Em casa mesmo, menos do que Nota Nove em qualquer linguagem, era a pedagogia do chinelo no bumbum. O que mais doía era a vergonha de não saber, levar esculacho por medo de zero na nota. Então aprendíamos.
Aprendi a gostar de escrever, fazer lições, trabalhos de casa e mesmo a ler bastante, que, no começo, na marra até era aplicado como modelo.  Aliás, em casa era uma espécie de castigo (que sossegava o espeloteado guri perguntador e curioso) discutir os verbos ler e estudar. E toma a ler Bíblia, Dicionário, o jornal O Estadão, Seleções, Palavras Cruzadas. Que bem isso me fez, meu Deus. Como eu agradeço meus pais por esses castigos que me abriram mundos e tiraram véus de ignorâncias.
Eu era o guri mais pobre da nossa sagrada Estância Boêmia de Itararé, e, no Grupo Escolar Tomé Teixeira, ali na Rua XV de Novembro, centro velho da cidade,  saquei que para ser alguém na vida, só tinha uma saída: Estudar muito. Deus me deu essa visão precoce. Eu captei tudo, claro. Ser pobre era meu destino ali. Ser burro era opção minha.
E eu podia mudar tudo, como, afinal, mudei mesmo, estudando muito, sendo eterno aprendiz, um estimado aluno, amigo de todos os maravilhosos professores. Estávamos nos idos alvoroçados dos Anos 60. Eu já rascunhava minhas frases completas, meus trocadilhos inocentes, meus poemetos infantis, meus primeiros rascunhos nos álbuns de várias irmãs.
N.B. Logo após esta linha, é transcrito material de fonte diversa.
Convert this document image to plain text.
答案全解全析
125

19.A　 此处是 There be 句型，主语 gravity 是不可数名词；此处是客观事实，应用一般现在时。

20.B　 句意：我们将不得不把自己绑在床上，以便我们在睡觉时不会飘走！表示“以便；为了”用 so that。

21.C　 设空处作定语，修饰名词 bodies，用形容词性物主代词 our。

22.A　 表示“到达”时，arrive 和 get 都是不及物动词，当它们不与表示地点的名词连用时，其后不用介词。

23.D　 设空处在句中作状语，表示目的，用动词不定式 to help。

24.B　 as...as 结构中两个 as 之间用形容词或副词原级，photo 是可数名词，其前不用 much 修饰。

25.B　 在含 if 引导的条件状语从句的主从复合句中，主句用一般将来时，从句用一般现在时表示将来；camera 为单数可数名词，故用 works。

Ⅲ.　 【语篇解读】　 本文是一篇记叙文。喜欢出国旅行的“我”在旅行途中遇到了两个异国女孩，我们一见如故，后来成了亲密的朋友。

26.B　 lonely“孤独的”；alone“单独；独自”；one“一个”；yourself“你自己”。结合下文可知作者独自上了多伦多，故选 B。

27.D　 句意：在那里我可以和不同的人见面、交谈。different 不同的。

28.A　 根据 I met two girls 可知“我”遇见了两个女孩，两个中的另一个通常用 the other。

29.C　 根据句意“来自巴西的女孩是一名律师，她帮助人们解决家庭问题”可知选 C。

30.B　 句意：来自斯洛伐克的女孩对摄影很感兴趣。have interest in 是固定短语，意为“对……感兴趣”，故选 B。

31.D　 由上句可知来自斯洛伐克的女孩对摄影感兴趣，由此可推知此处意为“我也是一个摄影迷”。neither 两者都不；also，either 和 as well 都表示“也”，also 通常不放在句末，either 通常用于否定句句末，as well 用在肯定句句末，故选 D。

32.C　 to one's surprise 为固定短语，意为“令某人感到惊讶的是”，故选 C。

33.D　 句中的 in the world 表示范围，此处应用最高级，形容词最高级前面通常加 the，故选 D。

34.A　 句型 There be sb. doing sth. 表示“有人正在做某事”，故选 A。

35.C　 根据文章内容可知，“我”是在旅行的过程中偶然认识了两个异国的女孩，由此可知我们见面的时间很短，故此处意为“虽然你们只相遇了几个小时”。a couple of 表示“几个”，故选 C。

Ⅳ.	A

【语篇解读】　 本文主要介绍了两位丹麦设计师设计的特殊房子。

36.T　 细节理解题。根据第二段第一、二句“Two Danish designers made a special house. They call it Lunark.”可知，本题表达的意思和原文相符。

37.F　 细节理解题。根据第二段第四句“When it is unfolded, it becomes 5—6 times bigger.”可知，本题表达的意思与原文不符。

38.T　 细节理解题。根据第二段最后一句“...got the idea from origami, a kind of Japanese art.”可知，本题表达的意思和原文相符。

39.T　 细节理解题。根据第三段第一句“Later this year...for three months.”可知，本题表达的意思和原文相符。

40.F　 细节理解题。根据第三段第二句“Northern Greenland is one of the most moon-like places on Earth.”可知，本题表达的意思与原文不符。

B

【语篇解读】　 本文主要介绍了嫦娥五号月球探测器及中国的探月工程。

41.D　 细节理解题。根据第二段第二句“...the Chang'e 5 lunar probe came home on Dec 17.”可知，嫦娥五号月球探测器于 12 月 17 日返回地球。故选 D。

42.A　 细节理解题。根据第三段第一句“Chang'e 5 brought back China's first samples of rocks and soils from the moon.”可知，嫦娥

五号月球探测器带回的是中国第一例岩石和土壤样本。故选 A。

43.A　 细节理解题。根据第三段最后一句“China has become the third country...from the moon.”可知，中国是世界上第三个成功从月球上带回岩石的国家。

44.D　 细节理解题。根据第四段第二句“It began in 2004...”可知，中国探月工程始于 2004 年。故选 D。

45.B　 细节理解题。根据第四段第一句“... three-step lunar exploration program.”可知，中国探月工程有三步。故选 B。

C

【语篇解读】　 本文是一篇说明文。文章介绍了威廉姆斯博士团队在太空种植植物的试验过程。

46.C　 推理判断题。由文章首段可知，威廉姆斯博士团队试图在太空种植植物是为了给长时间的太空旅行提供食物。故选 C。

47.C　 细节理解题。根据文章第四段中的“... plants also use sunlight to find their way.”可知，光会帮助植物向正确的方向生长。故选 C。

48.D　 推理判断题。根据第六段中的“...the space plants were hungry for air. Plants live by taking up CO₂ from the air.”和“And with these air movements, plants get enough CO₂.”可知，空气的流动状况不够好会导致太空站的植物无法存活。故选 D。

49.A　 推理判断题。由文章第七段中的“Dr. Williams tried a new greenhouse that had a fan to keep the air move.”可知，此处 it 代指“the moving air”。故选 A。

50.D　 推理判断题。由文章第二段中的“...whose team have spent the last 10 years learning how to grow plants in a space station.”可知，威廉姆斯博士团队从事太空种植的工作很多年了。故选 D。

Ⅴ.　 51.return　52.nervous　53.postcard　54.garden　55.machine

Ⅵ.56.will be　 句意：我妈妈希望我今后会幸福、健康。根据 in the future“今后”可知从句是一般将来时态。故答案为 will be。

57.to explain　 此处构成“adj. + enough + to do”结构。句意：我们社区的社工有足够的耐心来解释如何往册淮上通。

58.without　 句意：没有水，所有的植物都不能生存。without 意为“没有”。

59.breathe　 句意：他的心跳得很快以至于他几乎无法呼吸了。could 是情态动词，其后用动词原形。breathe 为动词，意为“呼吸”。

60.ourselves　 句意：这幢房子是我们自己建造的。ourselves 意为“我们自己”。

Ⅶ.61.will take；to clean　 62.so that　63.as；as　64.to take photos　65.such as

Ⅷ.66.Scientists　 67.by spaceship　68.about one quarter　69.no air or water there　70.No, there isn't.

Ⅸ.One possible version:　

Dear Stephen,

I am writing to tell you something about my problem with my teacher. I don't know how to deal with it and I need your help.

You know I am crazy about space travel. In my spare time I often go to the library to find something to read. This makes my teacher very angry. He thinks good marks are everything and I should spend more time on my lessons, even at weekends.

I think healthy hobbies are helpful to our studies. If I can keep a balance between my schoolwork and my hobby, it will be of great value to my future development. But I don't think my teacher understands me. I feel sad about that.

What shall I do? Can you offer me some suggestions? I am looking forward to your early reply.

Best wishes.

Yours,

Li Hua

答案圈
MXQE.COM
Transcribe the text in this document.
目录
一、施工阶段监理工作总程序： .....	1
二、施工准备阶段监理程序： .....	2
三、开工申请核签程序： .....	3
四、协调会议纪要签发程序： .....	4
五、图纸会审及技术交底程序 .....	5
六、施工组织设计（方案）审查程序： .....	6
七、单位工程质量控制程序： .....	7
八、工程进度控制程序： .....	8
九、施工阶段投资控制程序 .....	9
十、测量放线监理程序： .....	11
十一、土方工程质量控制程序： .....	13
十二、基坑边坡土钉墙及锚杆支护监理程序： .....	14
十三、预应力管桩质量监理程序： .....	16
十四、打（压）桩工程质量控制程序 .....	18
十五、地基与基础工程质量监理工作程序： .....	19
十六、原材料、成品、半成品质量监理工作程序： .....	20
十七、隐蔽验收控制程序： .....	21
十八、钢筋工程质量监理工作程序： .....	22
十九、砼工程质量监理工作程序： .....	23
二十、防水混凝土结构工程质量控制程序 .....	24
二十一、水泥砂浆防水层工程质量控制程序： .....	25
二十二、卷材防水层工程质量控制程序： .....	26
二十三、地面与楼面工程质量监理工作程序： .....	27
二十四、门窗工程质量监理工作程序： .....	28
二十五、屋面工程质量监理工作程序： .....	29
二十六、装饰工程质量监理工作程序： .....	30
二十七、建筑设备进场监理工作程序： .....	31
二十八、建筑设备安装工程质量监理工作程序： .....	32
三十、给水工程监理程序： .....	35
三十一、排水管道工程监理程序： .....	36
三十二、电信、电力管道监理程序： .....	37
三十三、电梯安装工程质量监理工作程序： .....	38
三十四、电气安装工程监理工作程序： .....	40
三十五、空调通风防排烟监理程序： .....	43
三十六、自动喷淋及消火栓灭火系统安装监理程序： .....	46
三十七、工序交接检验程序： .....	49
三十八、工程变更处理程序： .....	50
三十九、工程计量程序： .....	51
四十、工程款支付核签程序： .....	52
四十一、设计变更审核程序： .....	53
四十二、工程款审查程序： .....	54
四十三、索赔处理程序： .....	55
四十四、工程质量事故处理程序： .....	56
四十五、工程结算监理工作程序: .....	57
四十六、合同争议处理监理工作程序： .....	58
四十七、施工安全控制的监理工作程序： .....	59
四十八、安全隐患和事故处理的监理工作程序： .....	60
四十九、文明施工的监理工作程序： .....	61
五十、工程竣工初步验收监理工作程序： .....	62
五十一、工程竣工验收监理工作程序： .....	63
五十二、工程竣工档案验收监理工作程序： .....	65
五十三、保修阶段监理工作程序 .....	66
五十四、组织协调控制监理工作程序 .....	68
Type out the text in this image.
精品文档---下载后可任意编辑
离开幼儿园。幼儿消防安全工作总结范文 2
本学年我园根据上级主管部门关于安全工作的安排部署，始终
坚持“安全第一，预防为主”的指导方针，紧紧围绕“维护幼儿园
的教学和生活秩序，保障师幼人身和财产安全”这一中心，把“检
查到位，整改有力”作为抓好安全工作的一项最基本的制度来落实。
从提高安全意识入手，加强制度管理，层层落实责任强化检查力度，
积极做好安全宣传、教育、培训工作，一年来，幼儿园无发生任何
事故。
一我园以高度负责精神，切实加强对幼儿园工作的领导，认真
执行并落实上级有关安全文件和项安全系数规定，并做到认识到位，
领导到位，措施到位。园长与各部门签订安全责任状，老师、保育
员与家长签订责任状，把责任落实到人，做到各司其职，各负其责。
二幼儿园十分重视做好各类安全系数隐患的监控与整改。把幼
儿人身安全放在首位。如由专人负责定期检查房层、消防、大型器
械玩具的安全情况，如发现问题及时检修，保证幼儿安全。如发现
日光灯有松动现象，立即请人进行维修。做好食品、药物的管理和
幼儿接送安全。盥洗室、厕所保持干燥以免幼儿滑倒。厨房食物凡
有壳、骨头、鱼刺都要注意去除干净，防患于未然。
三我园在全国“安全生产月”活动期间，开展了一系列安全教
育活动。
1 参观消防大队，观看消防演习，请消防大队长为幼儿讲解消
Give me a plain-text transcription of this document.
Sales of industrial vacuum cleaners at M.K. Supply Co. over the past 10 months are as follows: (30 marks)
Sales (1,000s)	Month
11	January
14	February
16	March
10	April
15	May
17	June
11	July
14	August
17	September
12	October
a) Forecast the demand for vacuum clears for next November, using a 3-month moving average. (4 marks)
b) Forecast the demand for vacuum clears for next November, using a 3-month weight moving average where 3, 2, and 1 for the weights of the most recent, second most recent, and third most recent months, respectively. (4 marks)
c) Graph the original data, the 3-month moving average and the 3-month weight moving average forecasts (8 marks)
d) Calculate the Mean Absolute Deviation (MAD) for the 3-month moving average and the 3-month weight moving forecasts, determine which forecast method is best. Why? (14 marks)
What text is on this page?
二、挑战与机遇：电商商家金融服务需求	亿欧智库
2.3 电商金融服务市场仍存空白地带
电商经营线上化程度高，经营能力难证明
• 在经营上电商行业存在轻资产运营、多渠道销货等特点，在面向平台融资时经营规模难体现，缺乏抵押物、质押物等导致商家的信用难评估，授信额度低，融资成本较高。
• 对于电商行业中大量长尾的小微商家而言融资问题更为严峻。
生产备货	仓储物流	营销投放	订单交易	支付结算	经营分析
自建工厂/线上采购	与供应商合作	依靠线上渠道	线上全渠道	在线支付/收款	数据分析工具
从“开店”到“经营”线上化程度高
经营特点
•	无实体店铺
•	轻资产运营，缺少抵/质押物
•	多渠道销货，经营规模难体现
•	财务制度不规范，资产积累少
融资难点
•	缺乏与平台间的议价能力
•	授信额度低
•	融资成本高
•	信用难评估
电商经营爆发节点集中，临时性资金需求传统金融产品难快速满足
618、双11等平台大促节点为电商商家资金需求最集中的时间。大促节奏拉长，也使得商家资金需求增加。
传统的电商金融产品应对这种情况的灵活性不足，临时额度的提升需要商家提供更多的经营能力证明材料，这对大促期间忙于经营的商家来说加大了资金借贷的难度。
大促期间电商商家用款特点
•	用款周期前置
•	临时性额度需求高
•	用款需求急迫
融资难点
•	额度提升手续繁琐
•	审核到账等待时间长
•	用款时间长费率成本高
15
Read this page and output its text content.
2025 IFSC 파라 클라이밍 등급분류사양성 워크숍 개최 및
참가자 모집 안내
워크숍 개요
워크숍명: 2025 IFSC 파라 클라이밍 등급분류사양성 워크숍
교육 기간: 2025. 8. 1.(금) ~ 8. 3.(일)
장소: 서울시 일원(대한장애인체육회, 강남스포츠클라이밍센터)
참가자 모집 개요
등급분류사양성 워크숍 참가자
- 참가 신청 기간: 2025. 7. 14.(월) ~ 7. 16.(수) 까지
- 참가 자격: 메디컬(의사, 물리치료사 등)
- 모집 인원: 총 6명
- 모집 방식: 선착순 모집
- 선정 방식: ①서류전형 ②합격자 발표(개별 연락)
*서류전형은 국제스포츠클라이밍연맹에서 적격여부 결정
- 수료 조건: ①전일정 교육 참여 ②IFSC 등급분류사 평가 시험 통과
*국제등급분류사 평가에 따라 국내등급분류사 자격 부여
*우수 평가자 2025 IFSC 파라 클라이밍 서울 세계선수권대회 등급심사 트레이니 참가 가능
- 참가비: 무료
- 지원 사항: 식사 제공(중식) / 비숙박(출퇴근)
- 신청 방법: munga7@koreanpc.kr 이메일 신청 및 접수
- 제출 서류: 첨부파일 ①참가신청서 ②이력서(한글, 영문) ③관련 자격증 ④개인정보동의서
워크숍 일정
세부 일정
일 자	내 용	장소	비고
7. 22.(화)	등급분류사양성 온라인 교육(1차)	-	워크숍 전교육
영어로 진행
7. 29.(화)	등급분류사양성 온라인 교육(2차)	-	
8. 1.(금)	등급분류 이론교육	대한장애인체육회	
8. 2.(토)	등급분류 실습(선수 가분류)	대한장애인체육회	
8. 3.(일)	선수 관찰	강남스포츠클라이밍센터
Ou nos cadernos das namoradas secretas que eu namorava escondido, mas já escrevia bonito e pomposo pra elas. Eu as namorava e as amava por dois; por elas mesmas, pois elas na verdade não sabiam que namoravam comigo.
Eu era muito inocente e puro. E as amava com os olhos pendurando cristais, com as oportunas balinhas de limão, com uma gasosa chamada Crush, com um ocasional poema feito às pressas, com alguma rima e sem ritmo, sem muita filosofia, mas que elas aceitavam encantadas como se dálias íntimas de minha criação especial, no jardim da inocência sensível. Na Escola já declamava textos de outros, depois invenções minhas, e toma eu a brilhar no Dia do Índio,
Dia da Pátria, Dia da Árvore. E toma a ler depressinha os contos infantis que mestra passava – à bença, Dona Nancy! – depois historinhas divertidas, ditados grandes, lendas e invencionices gostosas que caiam como melancias em minha vida cheia de esperança por dias melhores com sabedorias inteiras. A formatura foi só um pulo. Um primeiro degrau para o céu. Eu estava a caminho, eu sentia isso. Depois tinha outro turno de estudo. Outro  necessário e seguinte ciclo. Meu pai que era rico, ficou pobre, doente, e eu tive então que ir vender picolé de groselha preta na rua. Mas eram ruas distantes, descalças, ou com cacau quebrado (paralelepípedos), em cantos estranhos, periféricos. E eu batalhando.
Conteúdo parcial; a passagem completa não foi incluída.